The idea to cook with hop shoots seemed so novel, that I realized it had great potential for a TV feature. When I pitched it to my editor, she raised an eyebrow and said “So, basically you want me to pay for you to have a fun day out?!”. Well, she had me on that point…!
With a commission in my pocket, I headed to the Kentish coutryside to spend the day filming hop pickers – and drinking beer with them. The only slight worry was the weather, since it’s been raining non-stop for the past week. But somehow, the ‘weather gods’ were on our side, and we were greeted with sunshine.
Once all the hop pickers had arrived from London, the hop picking started. Everyone picked a spot in the field, and cut off the small, delicate shoots to cook with in their restaurants that night. The atmosphere was really serene – only the wind blowing, birds singing and the odd chatter of enthusiastic chefs sharing recipe ideas.
We could have all just as well been sitting in a strawberry field, if there hadn’t been this discreet question-mark hanging in the air above us. We were all picking hops, but what do we actually know about this plant, except that it makes an excellent brew…?
Hop grower Christopher Lillywhite gave me a bit of background on the plant.
He told me that hop has been grown in Britain for over 300 years. There are 12 hop varieties in England, which all have different flavoured hop oils – these create the great variety in beer flavours.
The hop plant is a perennial plant that throws a fresh set of shoots every springtime. Hop growers then carefully wrap these little shoots around strings attached to a wire lattice, so that they can grow upwards. Heavily influenced by daylight, the hop plants need to have reached their highest growing point by the 21st June, which is the longest day of the year. This usually takes 6 weeks.
Cooking with hops is a quite a novel idea, although I found out that the Venetians used to eat them back in the day. But these days, it’s been completely forgotten that young hop shoots can in fact be eaten – before they grow up to become full-grown plants, yielding the cones used in beer production.
The period for edible hop picking is very short: the delicate spears can only be harvested to cook with from the end of April until early May.
Now, you probably wonder what hop shoots actually taste like. I caught Alan Stewart, chef at West London restaurant Manson, nibbling on a raw hop shoot during the harvest, “it tastes green, very fresh, with a slight bitterness and a little metallic hint.”

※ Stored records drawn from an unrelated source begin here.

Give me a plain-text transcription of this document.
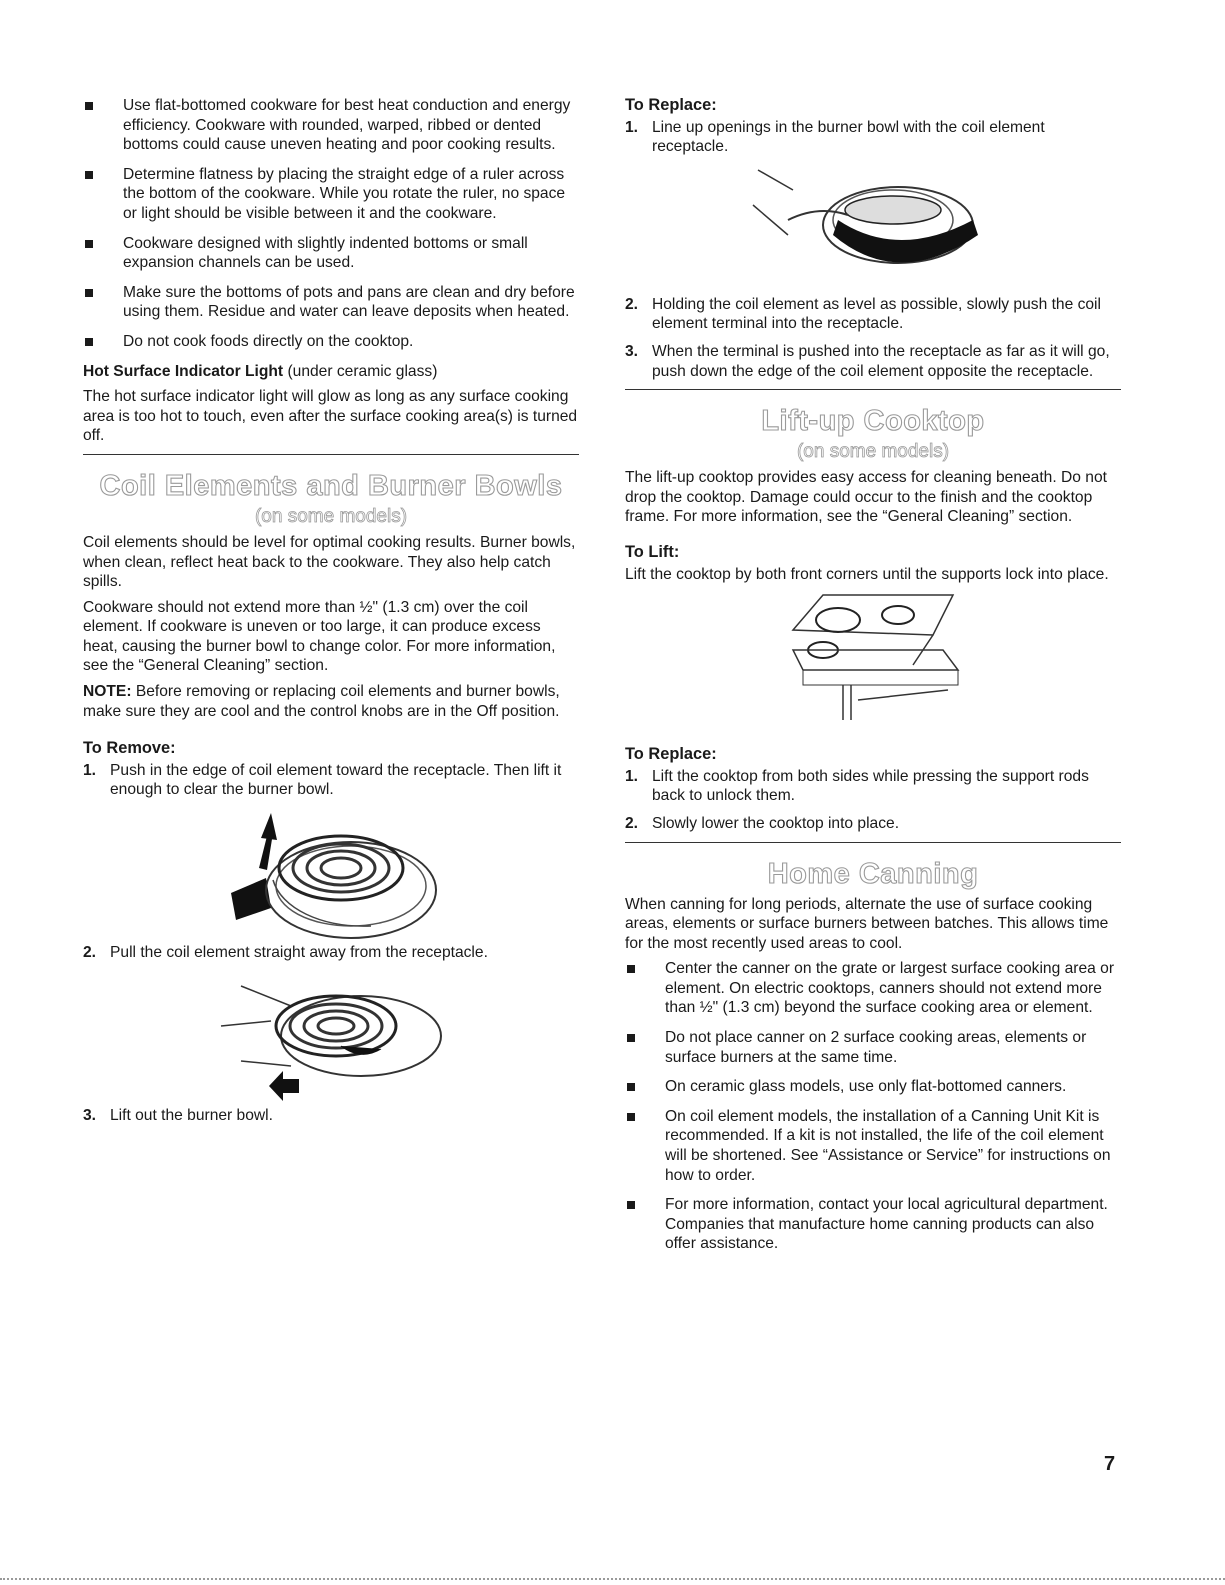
Use flat-bottomed cookware for best heat conduction and energy efficiency. Cookware with rounded, warped, ribbed or dented bottoms could cause uneven heating and poor cooking results.
Determine flatness by placing the straight edge of a ruler across the bottom of the cookware. While you rotate the ruler, no space or light should be visible between it and the cookware.
Cookware designed with slightly indented bottoms or small expansion channels can be used.
Make sure the bottoms of pots and pans are clean and dry before using them. Residue and water can leave deposits when heated.
Do not cook foods directly on the cooktop.

Hot Surface Indicator Light (under ceramic glass)

The hot surface indicator light will glow as long as any surface cooking area is too hot to touch, even after the surface cooking area(s) is turned off.

Coil Elements and Burner Bowls
(on some models)

Coil elements should be level for optimal cooking results. Burner bowls, when clean, reflect heat back to the cookware. They also help catch spills.

Cookware should not extend more than ½" (1.3 cm) over the coil element. If cookware is uneven or too large, it can produce excess heat, causing the burner bowl to change color. For more information, see the “General Cleaning” section.

NOTE: Before removing or replacing coil elements and burner bowls, make sure they are cool and the control knobs are in the Off position.

To Remove:
1. Push in the edge of coil element toward the receptacle. Then lift it enough to clear the burner bowl.
2. Pull the coil element straight away from the receptacle.
3. Lift out the burner bowl.
To Replace:
1. Line up openings in the burner bowl with the coil element receptacle.
2. Holding the coil element as level as possible, slowly push the coil element terminal into the receptacle.
3. When the terminal is pushed into the receptacle as far as it will go, push down the edge of the coil element opposite the receptacle.
Lift-up Cooktop
(on some models)

The lift-up cooktop provides easy access for cleaning beneath. Do not drop the cooktop. Damage could occur to the finish and the cooktop frame. For more information, see the “General Cleaning” section.

To Lift:

Lift the cooktop by both front corners until the supports lock into place.

To Replace:
1. Lift the cooktop from both sides while pressing the support rods back to unlock them.
2. Slowly lower the cooktop into place.
Home Canning

When canning for long periods, alternate the use of surface cooking areas, elements or surface burners between batches. This allows time for the most recently used areas to cool.

Center the canner on the grate or largest surface cooking area or element. On electric cooktops, canners should not extend more than ½" (1.3 cm) beyond the surface cooking area or element.
Do not place canner on 2 surface cooking areas, elements or surface burners at the same time.
On ceramic glass models, use only flat-bottomed canners.
On coil element models, the installation of a Canning Unit Kit is recommended. If a kit is not installed, the life of the coil element will be shortened. See “Assistance or Service” for instructions on how to order.
For more information, contact your local agricultural department. Companies that manufacture home canning products can also offer assistance.
7
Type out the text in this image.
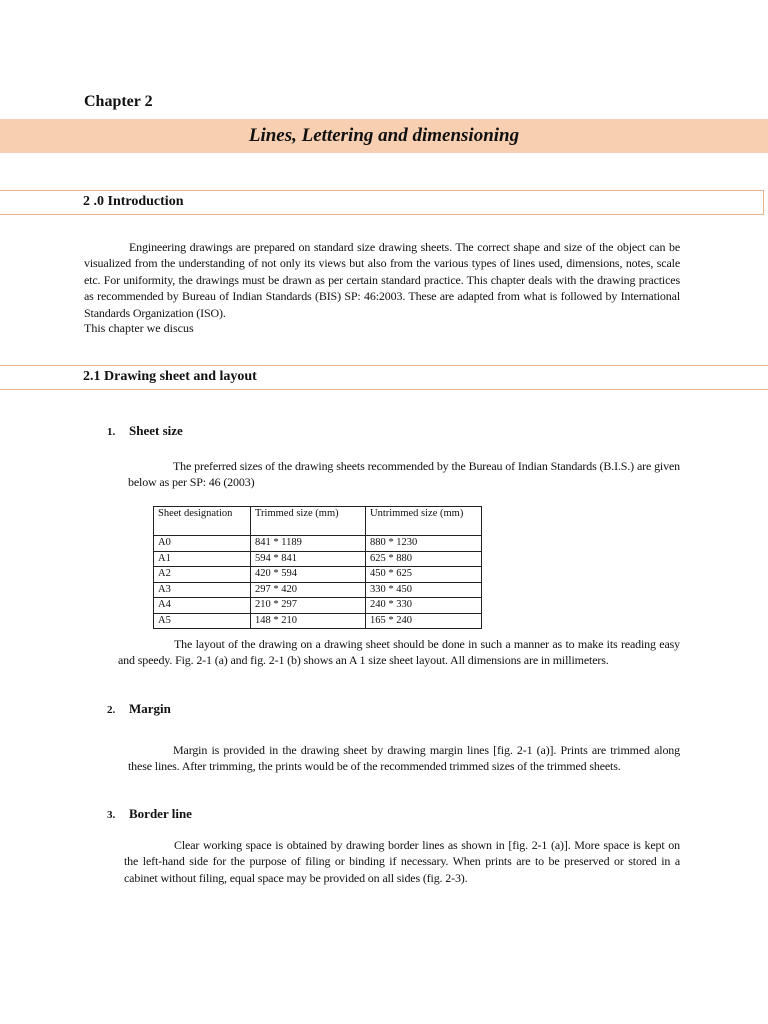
Chapter 2
Lines, Lettering and dimensioning
2 .0 Introduction
Engineering drawings are prepared on standard size drawing sheets. The correct shape and size of the object can be visualized from the understanding of not only its views but also from the various types of lines used, dimensions, notes, scale etc. For uniformity, the drawings must be drawn as per certain standard practice. This chapter deals with the drawing practices as recommended by Bureau of Indian Standards (BIS) SP: 46:2003. These are adapted from what is followed by International Standards Organization (ISO).
This chapter we discus
2.1 Drawing sheet and layout
1. Sheet size
The preferred sizes of the drawing sheets recommended by the Bureau of Indian Standards (B.I.S.) are given below as per SP: 46 (2003)
Sheet designation	Trimmed size (mm)	Untrimmed size (mm)
A0	841 * 1189	880 * 1230
A1	594 * 841	625 * 880
A2	420 * 594	450 * 625
A3	297 * 420	330 * 450
A4	210 * 297	240 * 330
A5	148 * 210	165 * 240
The layout of the drawing on a drawing sheet should be done in such a manner as to make its reading easy and speedy. Fig. 2-1 (a) and fig. 2-1 (b) shows an A 1 size sheet layout. All dimensions are in millimeters.
2. Margin
Margin is provided in the drawing sheet by drawing margin lines [fig. 2-1 (a)]. Prints are trimmed along these lines. After trimming, the prints would be of the recommended trimmed sizes of the trimmed sheets.
3. Border line
Clear working space is obtained by drawing border lines as shown in [fig. 2-1 (a)]. More space is kept on the left-hand side for the purpose of filing or binding if necessary. When prints are to be preserved or stored in a cabinet without filing, equal space may be provided on all sides (fig. 2-3).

The hop shoots’ flavour is a bit too intense to eat raw in a salad – they’re best cooked. So, the chefs prepared some hop shoots in a makeshift kitchen next to the hop field. They fried the hop shoots in olive oil and garlic, and served them with pan-fried scallops. A real revelation: while retaining its fresh, grassy flavour, the shoots had acquired a gentler, more buttery aroma, which went really well with the sweet scallops.
And since the day was all hop themed, we were served some great local ale to drink with our hop shoots.
Once they had all picked enough hop shoots, the chefs headed back to cook with them in their restaurants – as part of the ‘Hopfest 2012’.
I joined the jovial guys from the Old Red Cow, a great craft beer pub next to Smithfield market.
Chef Rob McMillan had created a special hop menu for this occasion. His trio of hop inspired dishes consisted of hop infused cod tempura on a bed of hop shoots, lamb with steamed hop shoots and a Venetian risotto with hop shoots.
For his cod tempura, Rob replaced sparkling water with beer and added a few drops of his own-made ‘hop infusion’ to it. Made from dried hops soaked in liquid, the infusion had turned out to be so strong that Rob ended up only using a few drops in the tempura batter. The fish was then deep-fried for a few minutes and served on a bed of flash-fried hop shoots.
While Rob told me he enjoyed working with this new ingredient, he admitted that the hop shoots don’t really live up to their name. “I mean everybody keeps telling me it’s the poor man’s asparagus, I’m not really sure it stands up to that. It’s more like a samphire, it’s more like some of the shoots that you’d be more used to seeing, like pea shoots.”
Still, the diners I spoke to at the Old Red Cow seemed to enjoy the hop shoots a lot.
Emma and I ended up filming for 13 hours that day, and came home with great pictures. What a fantastic day that was!
So, a great thanks to the London Brewers’ Alliance for taking us on this trip, and to Elliot and Rob of the Old Red Cow for kindly letting us film in their kitchen! Thanks guys, from Emma and Anne!